Boutique Gaming PC Manufacturers Express Worries over Power Consumption

Makers of High-End Gaming Systems Concerned about High Power Consumption

by Anton Shilov
09/04/2008 | 02:22 PM

Manufacturers of premium-class desktop machines for enthusiasts expressed their concerns about increasing power consumption of advanced personal computers in an interview. There is a problem with cooling down of high-end components for gaming PCs as well as tremendous amount of power they require. To make the situation even worse, computer makers cannot resolve such issues.


Back in the days personal computers for gaming consumed roughly the same amount of power as typical PCs used for usual workloads. However, in the recent years the fierce competition between companies like ATI (now graphics product group of Advanced Micro Devices) and Nvidia Corp. as well as AMD and Intel have caused a tremendous increase in both performance and power consumption of PC components. According to boutique system makers, this is a serious thing to worry about.

“I swore that I’d never break 1000W [limit of power supply unit]. Unfortunately, that has been the solution for the past several years. Bigger, bigger, bigger power supplies,” said Kelt Reeves, president of game PC maker Falcon Northwest, in an interview with web-site.

There are reasons for concerns, just three years ago a top-of-the-range graphics card consumed about 80W, whereas today’s Nvidia GeForce GTX 280 consumes about 180W, while ATI Radeon HD 4870 X2 devours about 265W, according to measures by X-bit labs. At the same time, premium-class microprocessors consume about 130W.

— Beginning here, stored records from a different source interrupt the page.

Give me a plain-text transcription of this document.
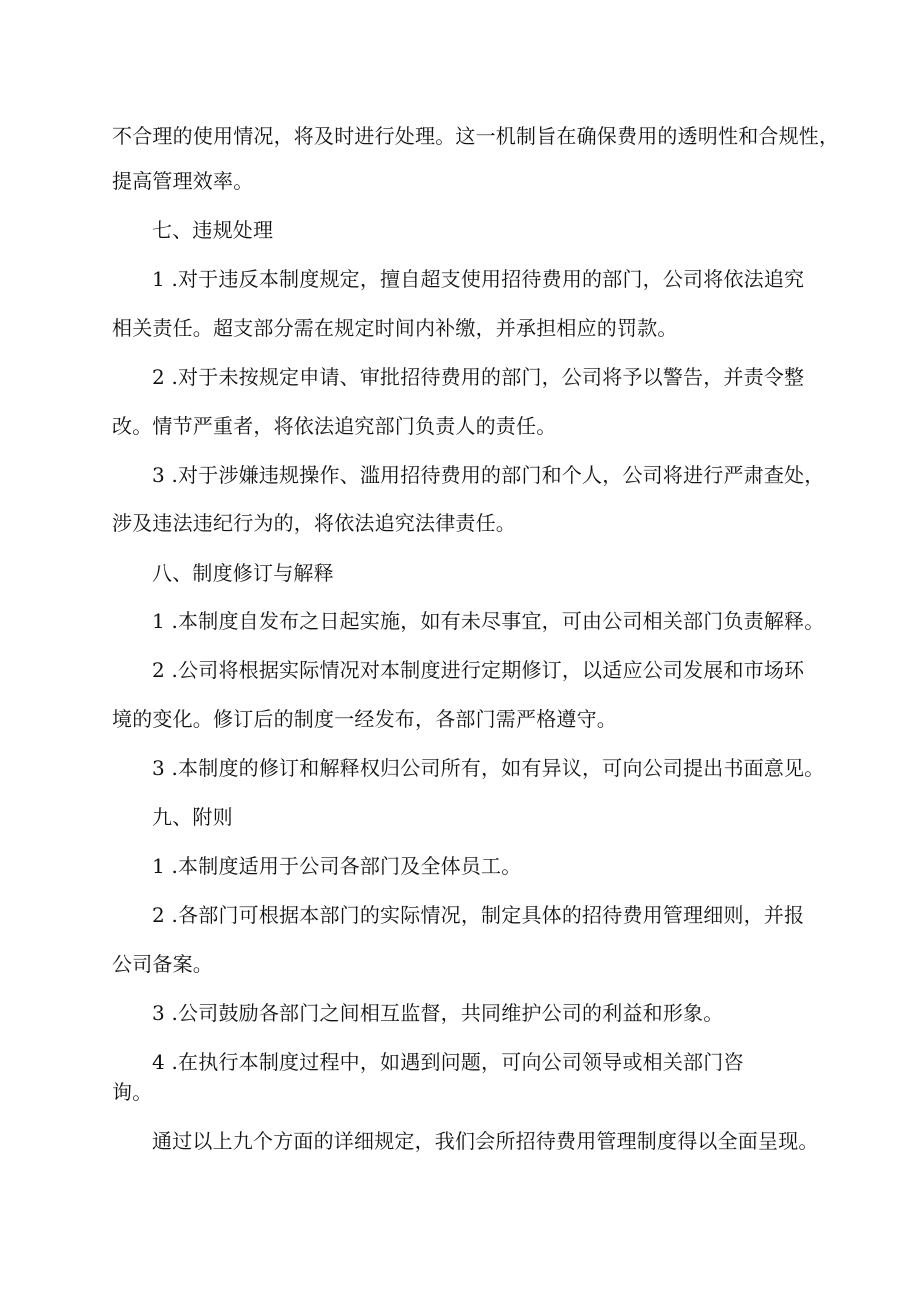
不合理的使用情况，将及时进行处理。这一机制旨在确保费用的透明性和合规性，
提高管理效率。
七、违规处理
1 .对于违反本制度规定，擅自超支使用招待费用的部门，公司将依法追究
相关责任。超支部分需在规定时间内补缴，并承担相应的罚款。
2 .对于未按规定申请、审批招待费用的部门，公司将予以警告，并责令整
改。情节严重者，将依法追究部门负责人的责任。
3 .对于涉嫌违规操作、滥用招待费用的部门和个人，公司将进行严肃查处，
涉及违法违纪行为的，将依法追究法律责任。
八、制度修订与解释
1 .本制度自发布之日起实施，如有未尽事宜，可由公司相关部门负责解释。
2 .公司将根据实际情况对本制度进行定期修订，以适应公司发展和市场环
境的变化。修订后的制度一经发布，各部门需严格遵守。
3 .本制度的修订和解释权归公司所有，如有异议，可向公司提出书面意见。
九、附则
1 .本制度适用于公司各部门及全体员工。
2 .各部门可根据本部门的实际情况，制定具体的招待费用管理细则，并报
公司备案。
3 .公司鼓励各部门之间相互监督，共同维护公司的利益和形象。
4 .在执行本制度过程中，如遇到问题，可向公司领导或相关部门咨
询。
通过以上九个方面的详细规定，我们会所招待费用管理制度得以全面呈现。
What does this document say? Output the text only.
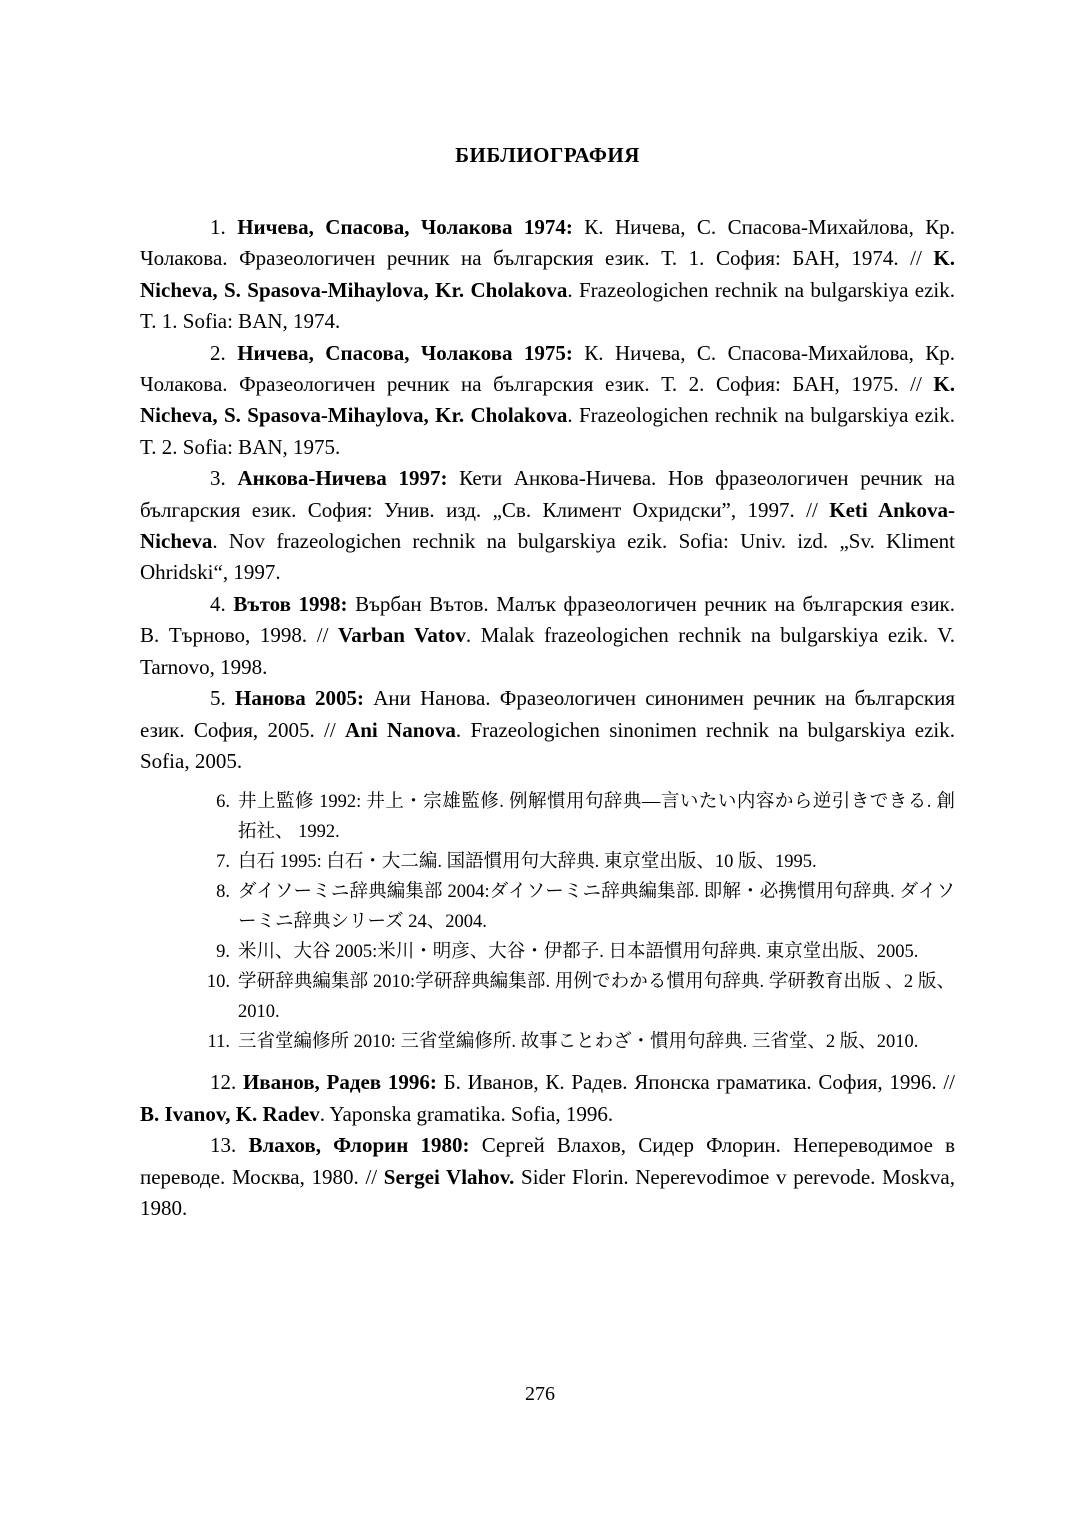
БИБЛИОГРАФИЯ

1. Ничева, Спасова, Чолакова 1974: К. Ничева, С. Спасова-Михайлова, Кр. Чолакова. Фразеологичен речник на българския език. Т. 1. София: БАН, 1974. // K. Nicheva, S. Spasova-Mihaylova, Kr. Cholakova. Frazeologichen rechnik na bulgarskiya ezik. T. 1. Sofia: BAN, 1974.

2. Ничева, Спасова, Чолакова 1975: К. Ничева, С. Спасова-Михайлова, Кр. Чолакова. Фразеологичен речник на българския език. Т. 2. София: БАН, 1975. // K. Nicheva, S. Spasova-Mihaylova, Kr. Cholakova. Frazeologichen rechnik na bulgarskiya ezik. T. 2. Sofia: BAN, 1975.

3. Анкова-Ничева 1997: Кети Анкова-Ничева. Нов фразеологичен речник на българския език. София: Унив. изд. „Св. Климент Охридски”, 1997. // Keti Ankova-Nicheva. Nov frazeologichen rechnik na bulgarskiya ezik. Sofia: Univ. izd. „Sv. Kliment Ohridski“, 1997.

4. Вътов 1998: Върбан Вътов. Малък фразеологичен речник на българския език. В. Търново, 1998. // Varban Vatov. Malak frazeologichen rechnik na bulgarskiya ezik. V. Tarnovo, 1998.

5. Нанова 2005: Ани Нанова. Фразеологичен синонимен речник на българския език. София, 2005. // Ani Nanova. Frazeologichen sinonimen rechnik na bulgarskiya ezik. Sofia, 2005.

6. 井上監修 1992: 井上・宗雄監修. 例解慣用句辞典—言いたい内容から逆引きできる. 創拓社、 1992.
7. 白石 1995: 白石・大二編. 国語慣用句大辞典. 東京堂出版、10 版、1995.
8. ダイソーミニ辞典編集部 2004:ダイソーミニ辞典編集部. 即解・必携慣用句辞典. ダイソーミニ辞典シリーズ 24、2004.
9. 米川、大谷 2005:米川・明彦、大谷・伊都子. 日本語慣用句辞典. 東京堂出版、2005.
10. 学研辞典編集部 2010:学研辞典編集部. 用例でわかる慣用句辞典. 学研教育出版 、2 版、2010.
11. 三省堂編修所 2010: 三省堂編修所. 故事ことわざ・慣用句辞典. 三省堂、2 版、2010.

12. Иванов, Радев 1996: Б. Иванов, К. Радев. Японска граматика. София, 1996. // B. Ivanov, K. Radev. Yaponska gramatika. Sofia, 1996.

13. Влахов, Флорин 1980: Сергей Влахов, Сидер Флорин. Непереводимое в переводе. Москва, 1980. // Sergei Vlahov. Sider Florin. Neperevodimoe v perevode. Moskva, 1980.

276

It should be noted that a graphics sub-system with three GeForce GTX 280 graphics cards should consume about 540W, whereas a tandem of two ATI Radeon HD 4870 X2 boards should eat about 530W, which makes graphics sub-system the absolute leader in terms of power consumption within a personal computer. Nevertheless, even a 550W graphics sub-system, a 130W processor as well as components like core-logic, memory, hard disk drives and optical drives would hardly need more than 800W – 900W. Still, makers of high-end PCs install 1kW or higher performance power supply units into their systems (PSUs) to guarantee reliable operation. The problem for computer builders is that demand for power grows faster than they would have ever expected.

“If this trend does continue, then, yes, it will give us problems. A regular home user would have to have an electrician come in, get the outlet out, and plug in a higher breaker. Today, some of the higher-end systems with big power supplies require a special wall power socket,” said George Yang, an engineer at IBuyPower.

Increased complexity of high-end gaming PCs does not make lives of boutique computer builders easier. Besides the increased power consumption, they have to deal with necessity to cool-down the components.

Back in the days Apple had to switch from PowerPC processors to x86 chips due to overwhelming power consumption of PowerPC central processing units and consequent obligation to use many noisy fans to keep everything work stably.